In genetics, a library is a collection of DNA fragments that have been propagated from a population of different species or organisms by scientists by the process of molecular cloning. Hence in molecular biology, there are many different types of DNA libraries. The two main types of libraries are cDNA, and genomic libraries. The application of the libraries depends on the DNA of original species before molecular cloning even though DNA library technology is the mainstay of current molecular biology.

                In addition, there are many different types of cloning techniques utilized to propagate DNA. The most common way is to insert a piece of DNA fragment into a cloning vector and combine it with a recombinant DNA before placing it into a bacteria or yeast culture.

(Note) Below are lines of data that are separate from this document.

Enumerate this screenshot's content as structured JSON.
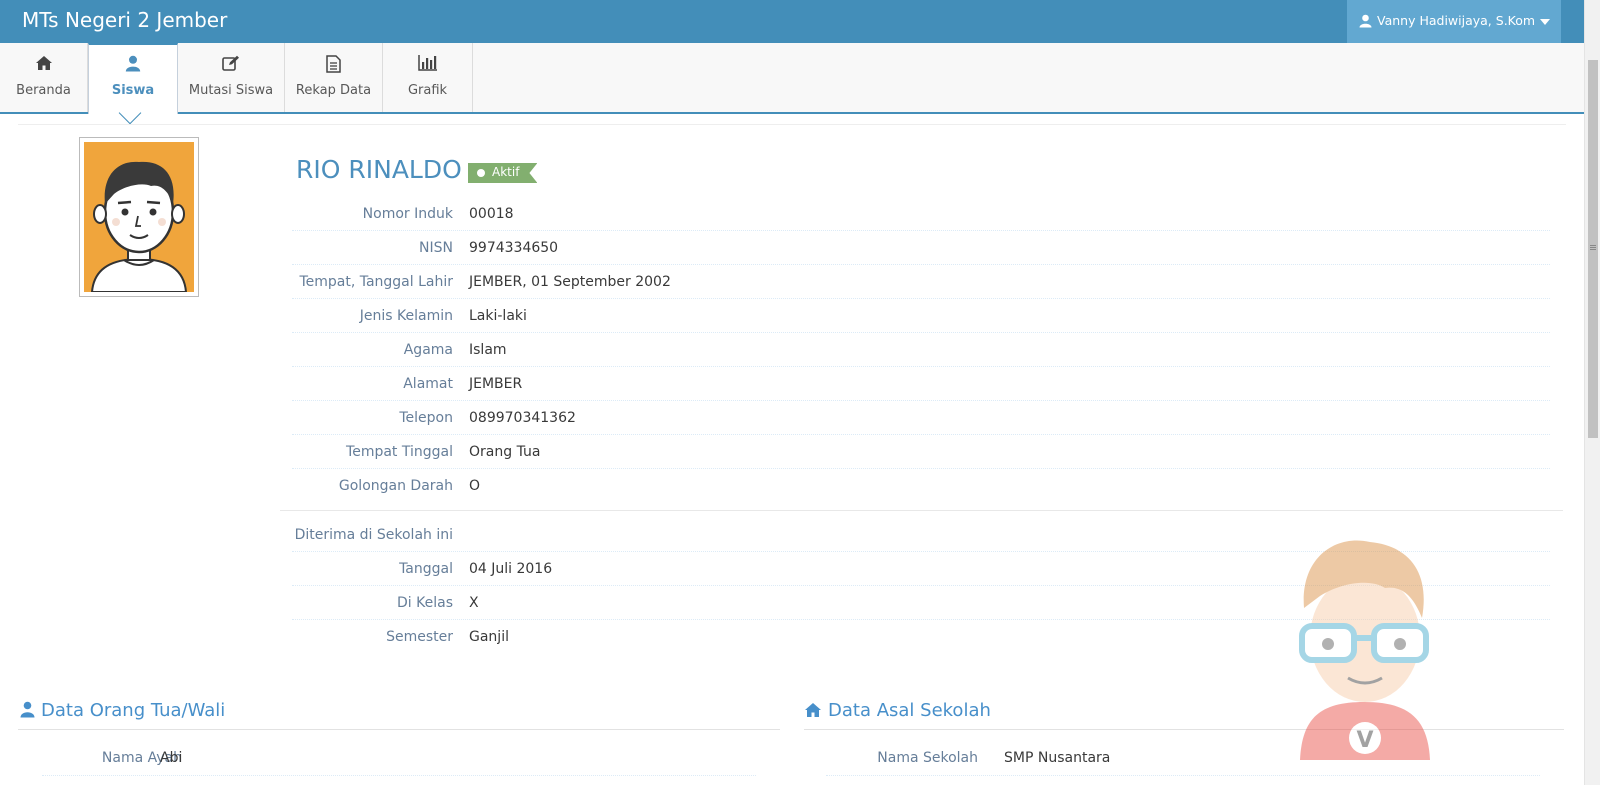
{
  "app": {
    "brand": "MTs Negeri 2 Jember",
    "user_name": "Vanny Hadiwijaya, S.Kom"
  },
  "tabs": [
    {
      "label": "Beranda",
      "icon": "home-icon"
    },
    {
      "label": "Siswa",
      "icon": "user-icon",
      "active": true
    },
    {
      "label": "Mutasi Siswa",
      "icon": "edit-icon"
    },
    {
      "label": "Rekap Data",
      "icon": "file-text-icon"
    },
    {
      "label": "Grafik",
      "icon": "bar-chart-icon"
    }
  ],
  "profile": {
    "name": "RIO RINALDO",
    "status": "Aktif",
    "status_color": "#82af6f",
    "fields": [
      {
        "label": "Nomor Induk",
        "value": "00018"
      },
      {
        "label": "NISN",
        "value": "9974334650"
      },
      {
        "label": "Tempat, Tanggal Lahir",
        "value": "JEMBER, 01 September 2002"
      },
      {
        "label": "Jenis Kelamin",
        "value": "Laki-laki"
      },
      {
        "label": "Agama",
        "value": "Islam"
      },
      {
        "label": "Alamat",
        "value": "JEMBER"
      },
      {
        "label": "Telepon",
        "value": "089970341362"
      },
      {
        "label": "Tempat Tinggal",
        "value": "Orang Tua"
      },
      {
        "label": "Golongan Darah",
        "value": "O"
      }
    ],
    "admission_heading": "Diterima di Sekolah ini",
    "admission": [
      {
        "label": "Tanggal",
        "value": "04 Juli 2016"
      },
      {
        "label": "Di Kelas",
        "value": "X"
      },
      {
        "label": "Semester",
        "value": "Ganjil"
      }
    ]
  },
  "parents": {
    "title": "Data Orang Tua/Wali",
    "icon": "user-icon",
    "fields": [
      {
        "label": "Nama Ayah",
        "value": "Abi"
      }
    ]
  },
  "school_origin": {
    "title": "Data Asal Sekolah",
    "icon": "home-icon",
    "fields": [
      {
        "label": "Nama Sekolah",
        "value": "SMP Nusantara"
      }
    ]
  },
  "colors": {
    "navbar": "#438eb9",
    "user_menu": "#62a8d1",
    "accent_blue": "#4c8fbd",
    "label_gray": "#667e99"
  }
}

From there scientists observe how the culture grows and analyze the amount of DNA molecules are propagated or cloned.

                cDNA library is a combination of cloned cDNA fragments packed into a collection of host cells. cDNA is produced by transcribed mRNA that has been fully complete. Because it has been produced by mRNA, it only contains expressed genes of organism that the mRNA has copied. This often leads to possible mutation attack because the cDNA houses the expressed genes and if anything changes, the cDNA library can confirm the change and induce a mutation or viral infection. Usually cDNA library are used for eukaryotic genomes to reduce the amount of non-coding regions. Also they are used in prokaryotes to express any possible eukaryotic genes. cDNA is only powerful when reverse genetics is used because there isn’t a lot od genomic information that needs to be encoded.

                To go through cDNA, it has to go through mRNA extraction and cDNA construction. To get mRNA, RNA has to be purified from the rest of the unwanted RNA in the strands. A way to do this is by using nucleotide coated resins where the poly-A tail binds to one of the RNA and cleaves the rest of the RNAs. After the mRNA is eluted by buffering and heat to melt the coating away and have the mRNA be isolated. cDNA construction is a continuation of the mRNA extraction. In this process the mRNA is tagged with a primer which allows the poly-A tail to be attached still. Then RNAse is released which removes the mRNA and leaves a single cDNA. The cDNA is then converted into a double stranded DNA by DNA polymerase and an OH binder. The last step is the action of ligase which cleaves and clones DNA sequences into bacterial plasmids. These plasmids are then selected and grown to be observed in cDNA.

                A genomic library is a set of clones that are clustered together and represent the entire genome of the organism. The way the genomic library is set up is that they determine by the size of the genome and the toleration of the cloning system. The most common usage of genomic DNA is for tissues because the human body contains essentially the same DNA pieces. Some application of the genomic library includes determining the complete genomic sequences of an organism, source of genomic sequence for generations by genetic engineering, and how cancer arise from genetic mutation.

                Since both libraries have their advantages and flaws, it is safe to say that both different types of libraries are reliable. In addition, with improving technologies, the DNA libraries will be much easier to use so that research for cancer and finding where in the cDNA is there a problem is easier. Not only we are able gain information about the genomes and DNA fragments, we can store the information in the libraries for future use.